As you save each guest, you acquire some new ability from them, such as being able to rewind time further back or be more perceptive and hear whispered conversations more clearly. This serves the Metroidvanian (is that the word?) purpose of getting you access to areas which were locked before, thus allowing you to go further into the mansion and save more guests. However, there’s a catch. The game’s clock resets after a guest dies or is saved. Even if the guest has been saved, as you start the day again, they’ll still meet the same end again as you set about saving the next guest. It’s fascinating to hear the sound of a gunshot, the shattering of glass, and so on, as you realize someone has died while you were figuring out the means to save someone else. It is an almost surreal experience as you see those you’ve helped before, and benefited from doing so, meeting an untimely and rather brutal death.
The game presents you with an isometric view, with only one room visible at any given moment. You can investigate the room, discover more details about the various paraphernalia lying about, collect cards (oh, all the staff have names of cards assigned to them, it’s like a code), pick up items that can come in handy, and even interact with objects. At times peeking through a keyhole, you can see guests opening secret entrances. After they have gone through, you can follow them, leading into a new area of the map. Sometimes you’ll need items you’ve collected elsewhere to grant you access to new areas, like a key. Every time the clock resets, you’ll lose all the items you’ve collected, so remembering their locations and where to use them is essential in getting to your objective in stipulated time.
Not being able to be in the same room as others might seem like a forced restriction, but it merges with the overall gameplay and strategy rather well. The masks other guests wear is governed by some evil entity (entities?), and when they’re in the same room as you, time comes to a halt, and your only option is to leave the room. Items cannot be interacted with, and of course, neither can the guests.
At times you’ll be tasked with saving a couple guests, who are somehow linked to each other. These were some of my favorite, as it’s even more of a challenge to piece together the means of saving the target, and bringing it to, for the lack of a better word, execution. You really feel like you are weaving together an interconnected web of events, and the satisfaction of having it all fall in to place is immense.

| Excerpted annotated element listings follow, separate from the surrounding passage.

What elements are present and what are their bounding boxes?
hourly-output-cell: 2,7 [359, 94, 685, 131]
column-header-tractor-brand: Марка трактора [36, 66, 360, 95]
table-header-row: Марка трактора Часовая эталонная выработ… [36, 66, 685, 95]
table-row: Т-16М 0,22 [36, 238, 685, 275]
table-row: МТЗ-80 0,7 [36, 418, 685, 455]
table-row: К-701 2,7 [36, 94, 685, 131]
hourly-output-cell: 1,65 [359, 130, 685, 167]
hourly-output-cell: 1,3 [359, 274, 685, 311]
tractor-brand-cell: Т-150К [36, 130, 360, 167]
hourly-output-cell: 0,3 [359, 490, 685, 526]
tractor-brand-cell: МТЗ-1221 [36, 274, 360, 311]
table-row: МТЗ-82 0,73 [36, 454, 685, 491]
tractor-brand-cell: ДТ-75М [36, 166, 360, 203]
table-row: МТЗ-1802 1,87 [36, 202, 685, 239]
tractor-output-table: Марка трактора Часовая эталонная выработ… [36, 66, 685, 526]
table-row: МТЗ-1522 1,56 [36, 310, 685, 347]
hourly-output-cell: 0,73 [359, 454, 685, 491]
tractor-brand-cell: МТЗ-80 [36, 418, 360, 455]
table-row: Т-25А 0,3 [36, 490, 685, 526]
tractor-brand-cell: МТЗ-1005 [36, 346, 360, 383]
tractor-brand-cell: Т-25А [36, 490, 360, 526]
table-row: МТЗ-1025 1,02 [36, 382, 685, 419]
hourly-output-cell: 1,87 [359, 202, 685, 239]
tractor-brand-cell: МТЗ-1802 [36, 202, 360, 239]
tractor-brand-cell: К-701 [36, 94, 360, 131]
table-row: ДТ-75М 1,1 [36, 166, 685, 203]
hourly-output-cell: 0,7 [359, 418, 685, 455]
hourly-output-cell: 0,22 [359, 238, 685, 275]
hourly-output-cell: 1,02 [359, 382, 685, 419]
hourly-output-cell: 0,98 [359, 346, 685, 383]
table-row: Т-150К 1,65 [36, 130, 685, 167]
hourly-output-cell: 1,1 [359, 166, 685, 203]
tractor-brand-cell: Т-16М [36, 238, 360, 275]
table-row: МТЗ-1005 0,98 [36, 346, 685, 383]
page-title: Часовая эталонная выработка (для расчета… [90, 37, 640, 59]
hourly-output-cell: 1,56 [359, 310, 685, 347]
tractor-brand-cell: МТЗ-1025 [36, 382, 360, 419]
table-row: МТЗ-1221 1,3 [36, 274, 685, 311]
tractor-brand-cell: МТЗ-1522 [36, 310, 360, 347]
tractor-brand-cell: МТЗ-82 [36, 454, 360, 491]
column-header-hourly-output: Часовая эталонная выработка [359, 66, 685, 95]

As you explore more rooms, they all remain revealed on your map, and as the more you follow the killer(s), their locations also are indicated on the map. You will also need to discover the location of the next guest/target you need to save, which adds to the overall sense of urgency. The guests themselves are rather personable, and each stand out among others. They may not be the best people, but no one deserves to be killed in cold blood, right?

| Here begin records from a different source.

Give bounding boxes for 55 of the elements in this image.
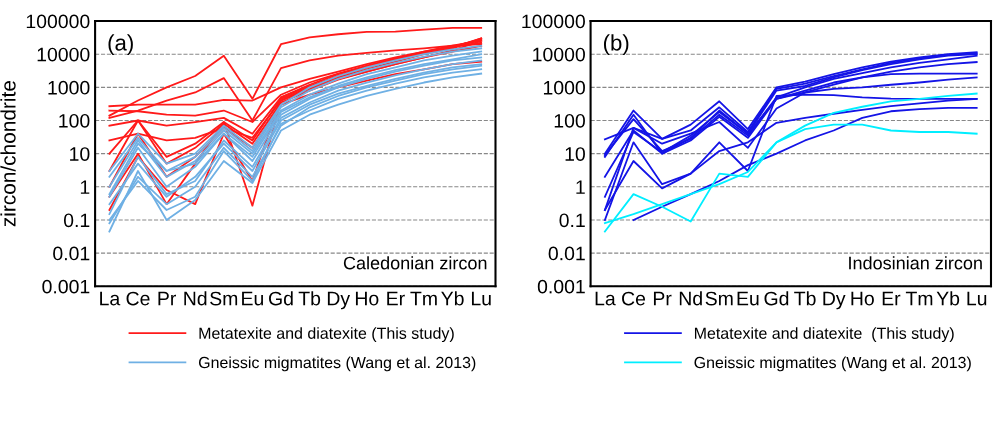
x-tick-label: Er: [387, 291, 405, 306]
y-tick-label: 10000: [37, 47, 90, 62]
y-tick-label: 0.001: [537, 279, 585, 294]
y-tick-label: 1000: [48, 80, 90, 95]
y-tick-label: 0.01: [548, 246, 585, 261]
y-tick-label: 1: [80, 180, 90, 194]
y-tick-label: 0.1: [63, 213, 90, 228]
legend-label: Metatexite and diatexite (This study): [199, 327, 454, 343]
x-tick-label: Er: [882, 291, 901, 306]
y-axis-title: zircon/chondrite: [0, 81, 16, 227]
x-tick-label: Dy: [327, 291, 351, 310]
x-tick-label: Pr: [653, 291, 672, 306]
x-tick-label: Tb: [794, 291, 816, 306]
annotation: (a): [108, 34, 133, 56]
y-tick-label: 0.01: [53, 246, 90, 261]
x-tick-label: Pr: [158, 291, 176, 306]
y-tick-label: 10: [565, 147, 585, 161]
y-tick-label: 10: [70, 147, 90, 161]
x-tick-label: Dy: [823, 291, 846, 310]
x-tick-label: Sm: [210, 291, 238, 306]
x-tick-label: Lu: [471, 291, 491, 306]
x-tick-label: Gd: [764, 291, 789, 306]
x-tick-label: Eu: [242, 291, 263, 306]
y-tick-label: 100000: [522, 14, 585, 29]
y-tick-label: 100: [59, 113, 90, 128]
x-tick-label: Nd: [184, 291, 207, 306]
x-tick-label: Tm: [905, 291, 933, 306]
x-tick-label: La: [595, 291, 616, 306]
y-tick-label: 100000: [26, 14, 90, 29]
y-tick-label: 10000: [533, 47, 585, 62]
x-tick-label: Lu: [967, 291, 987, 306]
x-tick-label: Tb: [298, 291, 321, 306]
x-tick-label: Nd: [679, 291, 702, 306]
legend-label: Metatexite and diatexite (This study): [694, 327, 954, 343]
x-tick-label: Eu: [737, 291, 759, 306]
y-tick-label: 0.1: [559, 213, 585, 228]
x-tick-label: Ce: [622, 291, 646, 306]
x-tick-label: Tm: [410, 291, 437, 306]
y-tick-label: 1: [576, 180, 585, 194]
annotation: (b): [603, 34, 629, 56]
x-tick-label: Ho: [851, 291, 874, 306]
annotation: Caledonian zircon: [343, 256, 487, 270]
x-tick-label: Ce: [126, 291, 150, 306]
legend-label: Gneissic migmatites (Wang et al. 2013): [198, 356, 476, 372]
x-tick-label: Ho: [355, 291, 379, 306]
x-tick-label: Yb: [441, 291, 464, 306]
annotation: Indosinian zircon: [849, 256, 982, 270]
y-tick-label: 100: [554, 113, 585, 128]
legend-label: Gneissic migmatites (Wang et al. 2013): [694, 356, 971, 372]
y-tick-label: 0.001: [42, 279, 90, 294]
x-tick-label: La: [100, 291, 121, 306]
x-tick-label: Gd: [269, 291, 293, 306]
y-tick-label: 1000: [543, 80, 585, 95]
x-tick-label: Sm: [705, 291, 733, 306]
x-tick-label: Yb: [936, 291, 960, 306]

The mansion itself is quite the puzzler, with secret rooms and passages riddling its entirety. Different section have their unique aesthetic, and everything is presented in an almost cartoonish and very colorful style.
The overall plot stays strong till the end, though the very end might be subject to debate. For me, however, the plot was only the draw at the very start. The overall premise for the gameplay, how it blended new ideas in, searching for the next guest to save, and learning their routine, discovering new secrets in the mansion, and so much more kept me gleefully playing for hours on end. Even when I was feeling lost or confused about how to save a particular guest, I somehow never felt stuck. Restarting the day only took a few seconds, and the game always seemed to feed me new information every time I sought it.
The Sexy Brutale definitely needs patience, but it rewards it well, and never left me wanting. Even in the most gruesome of deaths, the upbeat music had me smiling and thinking – Hey, there’s always the next day. Though in the meantime, RIP guests.